Eşref, küfür bilmediği gibi küfürbazlardan uzak durur, onların verdiklerini almazdı. Çok gezer, gezdikleri yerlerde dâima âlim ve şeyh kişileri ziyaret eder, şayet fotoğraflarını eline geçirirse onları cebinde taşırdı. Şehirlerarası selâm getirenleri, önceden karşılayarak alır; selâmı getiren, unutup söylememişse hemen karşısına çıkarak 'Hani benim emâneti niçin vermedin?' der, böylece muhatabını şaşkınlığa uğratırdı. Bunun örnekleri oldukça fazladır.

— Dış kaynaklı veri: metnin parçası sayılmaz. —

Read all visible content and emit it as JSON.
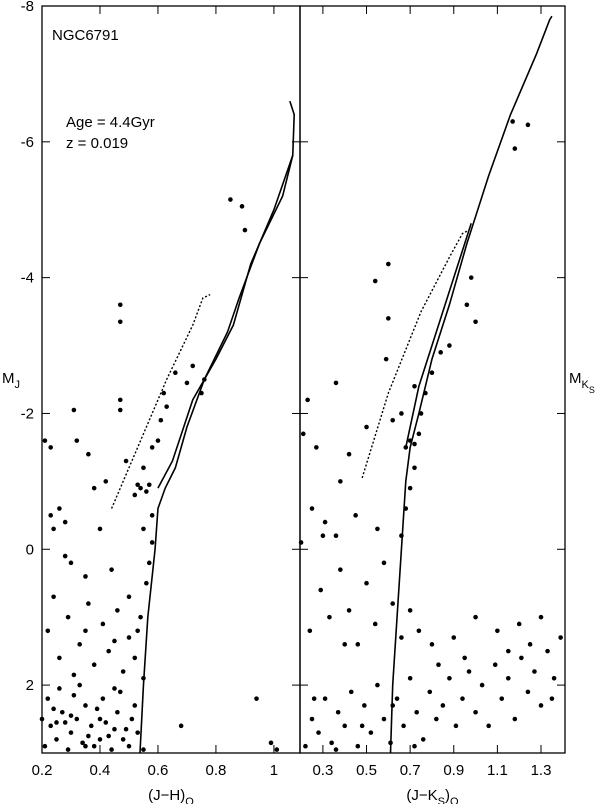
{
  "chart_data": [
    {
      "type": "scatter",
      "xlim": [
        0.2,
        1.09
      ],
      "ylim": [
        -8,
        3
      ],
      "xticks": [
        0.2,
        0.4,
        0.6,
        0.8,
        1
      ],
      "yticks": [
        -8,
        -6,
        -4,
        -2,
        0,
        2
      ],
      "ytick_labels": true,
      "xlabel": [
        {
          "text": "(J−H)"
        },
        {
          "text": "O",
          "sub": 1
        }
      ],
      "ylabel": [
        {
          "text": "M"
        },
        {
          "text": "J",
          "sub": 1
        }
      ],
      "annotations": [
        "NGC6791",
        "Age = 4.4Gyr",
        "z = 0.019"
      ],
      "color": "#000000",
      "points": {
        "x": [
          0.21,
          0.23,
          0.25,
          0.27,
          0.29,
          0.3,
          0.32,
          0.34,
          0.35,
          0.37,
          0.38,
          0.4,
          0.41,
          0.43,
          0.44,
          0.46,
          0.47,
          0.49,
          0.5,
          0.52,
          0.22,
          0.24,
          0.26,
          0.28,
          0.31,
          0.33,
          0.36,
          0.39,
          0.42,
          0.45,
          0.48,
          0.51,
          0.53,
          0.55,
          0.2,
          0.25,
          0.3,
          0.35,
          0.4,
          0.45,
          0.22,
          0.26,
          0.29,
          0.33,
          0.36,
          0.38,
          0.41,
          0.43,
          0.46,
          0.48,
          0.5,
          0.52,
          0.54,
          0.55,
          0.31,
          0.24,
          0.35,
          0.45,
          0.5,
          0.53,
          0.56,
          0.57,
          0.58,
          0.55,
          0.58,
          0.52,
          0.54,
          0.56,
          0.57,
          0.53,
          0.55,
          0.58,
          0.6,
          0.61,
          0.63,
          0.62,
          0.66,
          0.7,
          0.75,
          0.76,
          0.72,
          0.21,
          0.23,
          0.31,
          0.32,
          0.36,
          0.47,
          0.47,
          0.47,
          0.47,
          0.26,
          0.28,
          0.24,
          0.3,
          0.4,
          0.44,
          0.38,
          0.49,
          0.42,
          0.35,
          0.28,
          0.23,
          0.85,
          0.89,
          0.9,
          0.94,
          0.99,
          1.01,
          0.68
        ],
        "y": [
          2.9,
          2.6,
          2.8,
          2.4,
          2.95,
          2.7,
          2.5,
          2.85,
          2.3,
          2.6,
          2.9,
          2.5,
          2.2,
          2.75,
          2.95,
          2.4,
          2.1,
          2.65,
          2.9,
          2.3,
          2.2,
          2.35,
          2.05,
          2.55,
          2.15,
          2.0,
          2.75,
          2.35,
          2.55,
          2.05,
          2.8,
          2.5,
          2.7,
          2.95,
          2.5,
          2.55,
          2.45,
          2.9,
          2.8,
          2.65,
          1.2,
          1.6,
          1.0,
          1.4,
          0.8,
          1.7,
          1.1,
          1.5,
          0.9,
          1.8,
          1.3,
          1.6,
          1.0,
          1.9,
          1.85,
          0.7,
          1.2,
          1.35,
          0.7,
          1.2,
          0.5,
          0.2,
          -0.1,
          -0.3,
          -0.5,
          -0.8,
          -0.9,
          -0.85,
          -0.95,
          -0.95,
          -1.2,
          -1.5,
          -1.6,
          -1.9,
          -2.1,
          -2.3,
          -2.6,
          -2.45,
          -2.3,
          -2.5,
          -2.7,
          -1.6,
          -1.5,
          -2.05,
          -1.6,
          -1.4,
          -2.2,
          -2.05,
          -3.6,
          -3.35,
          -0.6,
          -0.4,
          -0.3,
          0.2,
          -0.3,
          0.3,
          -0.9,
          -1.3,
          -1.0,
          0.4,
          0.1,
          -0.5,
          -5.15,
          -5.05,
          -4.7,
          2.2,
          2.85,
          2.95,
          2.6
        ]
      },
      "lines": [
        {
          "style": "solid",
          "x": [
            0.538,
            0.55,
            0.565,
            0.59,
            0.6,
            0.625,
            0.66,
            0.7,
            0.76,
            0.84,
            0.88,
            0.95,
            1.03,
            1.065,
            1.07,
            1.055
          ],
          "y": [
            3,
            2,
            1,
            0,
            -0.6,
            -0.9,
            -1.2,
            -1.8,
            -2.5,
            -3.2,
            -3.7,
            -4.5,
            -5.2,
            -5.8,
            -6.4,
            -6.6
          ]
        },
        {
          "style": "solid",
          "x": [
            0.6,
            0.65,
            0.72,
            0.8,
            0.86,
            0.92,
            1.0,
            1.065
          ],
          "y": [
            -0.9,
            -1.3,
            -2.2,
            -2.8,
            -3.3,
            -4.2,
            -5.0,
            -5.8
          ]
        },
        {
          "style": "dotted",
          "x": [
            0.44,
            0.53,
            0.63,
            0.72,
            0.755,
            0.78
          ],
          "y": [
            -0.6,
            -1.5,
            -2.5,
            -3.3,
            -3.7,
            -3.75
          ]
        }
      ]
    },
    {
      "type": "scatter",
      "xlim": [
        0.195,
        1.41
      ],
      "ylim": [
        -8,
        3
      ],
      "xticks": [
        0.3,
        0.5,
        0.7,
        0.9,
        1.1,
        1.3
      ],
      "yticks": [
        -8,
        -6,
        -4,
        -2,
        0,
        2
      ],
      "ytick_labels": false,
      "xlabel": [
        {
          "text": "(J−K"
        },
        {
          "text": "S",
          "sub": 1
        },
        {
          "text": ")"
        },
        {
          "text": "O",
          "sub": 1
        }
      ],
      "ylabel": [
        {
          "text": "M"
        },
        {
          "text": "K",
          "sub": 1
        },
        {
          "text": "S",
          "sub": 2
        }
      ],
      "color": "#000000",
      "points": {
        "x": [
          0.22,
          0.25,
          0.28,
          0.31,
          0.34,
          0.37,
          0.4,
          0.43,
          0.46,
          0.49,
          0.52,
          0.55,
          0.58,
          0.61,
          0.64,
          0.67,
          0.7,
          0.73,
          0.76,
          0.79,
          0.82,
          0.85,
          0.88,
          0.91,
          0.94,
          0.97,
          1.0,
          1.03,
          1.06,
          1.09,
          1.12,
          1.15,
          1.18,
          1.21,
          1.24,
          1.27,
          1.3,
          1.33,
          1.36,
          1.39,
          1.35,
          1.25,
          1.15,
          0.95,
          0.83,
          0.72,
          0.62,
          0.48,
          0.36,
          0.26,
          0.24,
          0.29,
          0.33,
          0.38,
          0.42,
          0.46,
          0.5,
          0.54,
          0.58,
          0.62,
          0.66,
          0.7,
          0.74,
          0.8,
          0.9,
          1.0,
          1.1,
          1.2,
          1.3,
          0.36,
          0.31,
          0.45,
          0.4,
          0.66,
          0.68,
          0.7,
          0.72,
          0.68,
          0.7,
          0.72,
          0.74,
          0.75,
          0.77,
          0.8,
          0.84,
          0.88,
          0.72,
          0.66,
          0.62,
          0.6,
          0.59,
          0.6,
          0.54,
          0.21,
          0.23,
          0.27,
          0.36,
          0.3,
          0.25,
          0.38,
          0.42,
          0.5,
          0.55,
          0.2,
          1.17,
          1.18,
          1.24,
          0.96,
          0.98,
          1.0
        ],
        "y": [
          2.9,
          2.5,
          2.7,
          2.2,
          2.85,
          2.4,
          2.6,
          2.1,
          2.9,
          2.3,
          2.7,
          2.0,
          2.5,
          2.85,
          2.2,
          2.6,
          1.9,
          2.4,
          2.8,
          2.1,
          2.5,
          2.3,
          1.9,
          2.6,
          2.2,
          1.8,
          2.4,
          2.0,
          2.6,
          1.7,
          2.2,
          1.9,
          2.5,
          1.6,
          2.1,
          1.8,
          2.3,
          1.5,
          1.9,
          1.3,
          2.2,
          1.4,
          1.5,
          1.6,
          1.7,
          2.9,
          2.3,
          2.6,
          2.95,
          2.2,
          1.2,
          0.6,
          1.0,
          0.3,
          0.9,
          1.4,
          0.5,
          1.1,
          0.2,
          0.8,
          1.3,
          0.9,
          1.2,
          1.4,
          1.3,
          1.0,
          1.2,
          1.1,
          1.0,
          -0.2,
          -0.4,
          -0.5,
          1.4,
          -0.2,
          -0.6,
          -0.9,
          -1.2,
          -1.5,
          -1.6,
          -1.55,
          -1.7,
          -2.0,
          -2.3,
          -2.6,
          -2.9,
          -3.0,
          -2.4,
          -2.0,
          -1.9,
          -3.4,
          -2.8,
          -4.2,
          -3.95,
          -1.7,
          -2.2,
          -1.5,
          -2.45,
          -0.2,
          -0.6,
          -1.0,
          -1.4,
          -1.8,
          -0.3,
          -0.1,
          -6.3,
          -5.9,
          -6.25,
          -3.6,
          -4.0,
          -3.35
        ]
      },
      "lines": [
        {
          "style": "solid",
          "x": [
            0.61,
            0.62,
            0.64,
            0.66,
            0.68,
            0.7,
            0.74,
            0.8,
            0.88,
            0.96,
            1.06,
            1.16,
            1.28,
            1.34,
            1.35
          ],
          "y": [
            3,
            2,
            1,
            0,
            -1.0,
            -1.5,
            -2.0,
            -2.8,
            -3.6,
            -4.5,
            -5.5,
            -6.4,
            -7.3,
            -7.8,
            -7.85
          ]
        },
        {
          "style": "solid",
          "x": [
            0.68,
            0.74,
            0.82,
            0.9,
            0.98
          ],
          "y": [
            -1.5,
            -2.4,
            -3.2,
            -4.0,
            -4.8
          ]
        },
        {
          "style": "dotted",
          "x": [
            0.48,
            0.6,
            0.75,
            0.88,
            0.94,
            0.97
          ],
          "y": [
            -1.05,
            -2.3,
            -3.5,
            -4.3,
            -4.65,
            -4.7
          ]
        }
      ]
    }
  ]
}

Hacı Eşref topladığı paralarla hırsızlara cüzdanını kaptırıp parasız kalanlara, hastahanede çaresiz bekleyenlere yardım elini uzatır. Yürütülen bazı hizmetlerin altında bulunan gerçek eli bilmediğimizi itraf etmeliyiz. Özden, Kastamonu halkı tarafından sevilen bu değerli şahısları unutmamak gerekir, TÜRKAV olarak manevi büyükleri hatırlamanın bir görev olduğu bilinciyle hareket ettiklerini söyleyerek konuşmasını sonlandırdı.
Daha sonra Kabir başında okunan Yasin’i Şerifin ardından yapılan hatim duasıyla program sona erdi.